For the most part, today’s portable speakers are aping their larger wired predecessors. The aesthetics of a classic amplifier are easily traced in the Jambox, Sonos, or even the Kickstarter success Hidden Radio--the perforations in the gasket, the oft-seen rectangular shape, the dark hues.
These tech specs all serve a function, but they no longer neatly align with the actual source of our music: our iPhones (or Android, or Galaxy, and so on). The Flow Radio and Speaker, designed by Philip Wong for Lexon, is a kickback to the early iPod--which was itself an imitation of the iconic T3 Player App by Dieter Rams.

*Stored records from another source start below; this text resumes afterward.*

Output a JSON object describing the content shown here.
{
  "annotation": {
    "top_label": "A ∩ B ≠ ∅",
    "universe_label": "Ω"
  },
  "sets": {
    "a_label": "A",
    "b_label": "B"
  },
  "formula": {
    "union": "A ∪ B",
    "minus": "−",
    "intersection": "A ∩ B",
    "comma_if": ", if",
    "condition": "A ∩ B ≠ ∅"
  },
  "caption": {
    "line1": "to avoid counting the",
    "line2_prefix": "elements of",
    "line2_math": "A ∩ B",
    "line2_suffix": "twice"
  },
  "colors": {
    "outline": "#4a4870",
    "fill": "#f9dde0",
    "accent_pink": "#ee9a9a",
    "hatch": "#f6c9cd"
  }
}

The lingering influence of Rams--and the pieces he created for Braun--on industrial design is incalculable. We’ve seen a weather app built in his honor, and a radio app that mimes the experience of the T3 interface.
Flow echoes all the Dieter Rams principles by boiling down the most essential elements of the speaker into a clear box with white trimmings. The radio’s clean interface, like a true Braun design, skips color embellishments or wood casings, instead choosing to spotlight its functional bare bones. There’s no script or icons--just plain geometry, and a dot-size light that turns green or red to indicate on/off, or signal a low battery.
The Flow Radio and Speaker costs $85, and can be found at the MoMA Design Store.